Your credit score is not just a random number assigned to you. Rather, it is an indication of the degree of risk you represent as a borrower. The higher your credit score, the more likely you are to get approved for a loan or credit card, and the more likely you are to borrow at a more affordable rate.

Imagine applying for a mortgage and having good credit. A lender might reward you with a lower interest rate on that loan than they give someone with fair credit. The result? Reduced monthly mortgage payments for many years.

The highest number your FICO credit score can reach is 850, but for most, a score of 700 or higher is perfectly respectable. But what if your score is not at this level? If so, it’s worth doing what you can to stimulate it. And one easy move could be your ticket to a much higher number – without the hassle of breaking a sweat.

Check your credit report

There are different ways to boost your credit score, but some of them can be tricky and time-consuming. Paying off existing credit card balances, for example, will usually help your score increase. But to do this, you will have to somehow find the money to pay for these cards. This could mean working extra shifts at your job or selling your items to get your hands on more cash.

You can also boost your credit score by establishing a timely payment history with your bills. But again, this can take time. If you’re looking for faster results, there’s one simple thing to do: check your credit report.

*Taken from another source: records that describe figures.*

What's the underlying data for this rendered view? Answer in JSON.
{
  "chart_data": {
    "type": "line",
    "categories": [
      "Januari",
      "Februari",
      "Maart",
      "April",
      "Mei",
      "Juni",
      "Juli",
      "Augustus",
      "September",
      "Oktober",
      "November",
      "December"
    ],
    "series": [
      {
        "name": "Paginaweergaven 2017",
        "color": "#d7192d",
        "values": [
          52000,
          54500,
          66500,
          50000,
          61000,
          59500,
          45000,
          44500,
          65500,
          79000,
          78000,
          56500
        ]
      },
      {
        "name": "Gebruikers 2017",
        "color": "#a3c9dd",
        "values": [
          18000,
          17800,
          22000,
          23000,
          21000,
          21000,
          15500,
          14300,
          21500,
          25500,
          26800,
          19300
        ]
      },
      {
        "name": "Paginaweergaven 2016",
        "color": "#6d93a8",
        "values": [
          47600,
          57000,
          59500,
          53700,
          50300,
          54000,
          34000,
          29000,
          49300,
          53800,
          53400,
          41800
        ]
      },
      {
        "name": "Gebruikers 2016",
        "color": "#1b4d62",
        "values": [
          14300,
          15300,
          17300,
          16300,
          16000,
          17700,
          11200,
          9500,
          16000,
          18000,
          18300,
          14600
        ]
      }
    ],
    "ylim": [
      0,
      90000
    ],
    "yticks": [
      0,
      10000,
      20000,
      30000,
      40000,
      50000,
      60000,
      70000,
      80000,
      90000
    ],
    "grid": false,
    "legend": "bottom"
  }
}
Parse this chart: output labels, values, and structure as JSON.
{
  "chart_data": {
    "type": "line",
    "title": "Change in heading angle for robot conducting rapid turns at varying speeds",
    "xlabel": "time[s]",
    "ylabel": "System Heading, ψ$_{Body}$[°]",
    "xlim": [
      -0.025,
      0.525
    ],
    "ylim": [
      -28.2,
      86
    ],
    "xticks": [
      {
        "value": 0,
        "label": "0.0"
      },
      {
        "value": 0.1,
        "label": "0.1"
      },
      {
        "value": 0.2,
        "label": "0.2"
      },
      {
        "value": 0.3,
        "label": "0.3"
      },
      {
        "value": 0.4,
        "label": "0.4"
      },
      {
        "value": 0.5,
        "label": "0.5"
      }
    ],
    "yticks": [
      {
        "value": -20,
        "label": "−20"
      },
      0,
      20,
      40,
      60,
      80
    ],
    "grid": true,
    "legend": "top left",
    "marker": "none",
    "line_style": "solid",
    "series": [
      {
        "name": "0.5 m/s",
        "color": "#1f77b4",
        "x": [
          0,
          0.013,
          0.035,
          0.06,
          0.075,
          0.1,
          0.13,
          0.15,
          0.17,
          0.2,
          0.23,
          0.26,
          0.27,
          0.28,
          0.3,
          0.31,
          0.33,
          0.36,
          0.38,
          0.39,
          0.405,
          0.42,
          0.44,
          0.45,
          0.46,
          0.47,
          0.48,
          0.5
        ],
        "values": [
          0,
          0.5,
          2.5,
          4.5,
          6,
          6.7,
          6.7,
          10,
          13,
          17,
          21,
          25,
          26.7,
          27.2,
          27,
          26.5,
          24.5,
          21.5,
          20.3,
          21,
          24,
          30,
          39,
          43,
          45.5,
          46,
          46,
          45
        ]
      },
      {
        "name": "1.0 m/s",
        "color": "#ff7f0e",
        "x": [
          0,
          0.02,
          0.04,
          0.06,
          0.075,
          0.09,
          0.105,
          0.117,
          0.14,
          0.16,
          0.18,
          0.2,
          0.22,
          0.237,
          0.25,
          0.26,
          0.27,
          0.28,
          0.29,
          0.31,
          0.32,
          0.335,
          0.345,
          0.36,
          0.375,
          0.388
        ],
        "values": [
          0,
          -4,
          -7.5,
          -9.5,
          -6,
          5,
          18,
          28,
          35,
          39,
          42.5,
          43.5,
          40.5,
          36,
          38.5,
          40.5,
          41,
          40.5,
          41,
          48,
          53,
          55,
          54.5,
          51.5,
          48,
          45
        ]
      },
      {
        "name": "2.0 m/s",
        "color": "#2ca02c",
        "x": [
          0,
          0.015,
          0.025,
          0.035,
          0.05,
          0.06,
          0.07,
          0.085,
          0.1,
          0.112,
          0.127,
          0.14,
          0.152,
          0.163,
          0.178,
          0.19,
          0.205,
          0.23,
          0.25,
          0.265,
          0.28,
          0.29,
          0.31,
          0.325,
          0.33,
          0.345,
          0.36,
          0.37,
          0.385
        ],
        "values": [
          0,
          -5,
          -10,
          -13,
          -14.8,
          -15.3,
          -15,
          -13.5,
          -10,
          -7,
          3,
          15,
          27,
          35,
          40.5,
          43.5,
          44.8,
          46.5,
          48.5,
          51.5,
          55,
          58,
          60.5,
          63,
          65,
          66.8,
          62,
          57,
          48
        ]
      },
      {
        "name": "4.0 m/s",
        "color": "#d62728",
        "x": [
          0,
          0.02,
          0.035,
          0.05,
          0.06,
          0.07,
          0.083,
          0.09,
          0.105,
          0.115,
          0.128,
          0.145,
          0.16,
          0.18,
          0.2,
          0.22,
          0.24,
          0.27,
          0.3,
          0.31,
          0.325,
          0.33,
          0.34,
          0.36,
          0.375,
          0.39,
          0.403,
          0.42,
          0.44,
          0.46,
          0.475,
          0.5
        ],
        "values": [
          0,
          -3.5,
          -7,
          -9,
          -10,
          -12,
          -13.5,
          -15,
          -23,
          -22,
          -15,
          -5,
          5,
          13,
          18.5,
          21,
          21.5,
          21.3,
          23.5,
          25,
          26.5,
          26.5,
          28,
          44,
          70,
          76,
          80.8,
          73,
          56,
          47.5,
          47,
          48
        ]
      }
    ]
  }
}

Your credit report is a summary of your financial activity as it relates to credit and borrowing. Your credit report, for example, will not show your bank account balances, but it will be list your credit card and loan balances. It will also show how much of your total revolving credit you are using at one time and when you are paying your bills. And, it will give you a summary of your credit mix so you can see how much debt you have on installment loans that are considered the healthy kind to have, like a mortgage, versus less healthy revolving debt, like your credit card balances.

How could checking your credit report improve your score? If you spot a mistake that works against you, you’ll know how to fix it. This could result in a higher score quickly.

So imagine you check your credit report and it lists an outstanding debt that you never incurred. Maybe someone with a similar name is responsible for that debt, but it accidentally landed on your credit report instead.

If you are able to get the lender in question to confirm that you did not take out this loan and that you were not in arrears, you can present this information to the credit bureau that prepared your report. From there, you could have a higher credit score within weeks.

Be vigilant about your credit report

Even if you have a great credit score to start with, it’s still a good idea to check your credit report once every four months or so to make sure it doesn’t contain any errors or red flags. But if your goal is to boost your credit score, ridding your credit report of errors could be your ticket to quick results — and a world of more affordable borrowing options.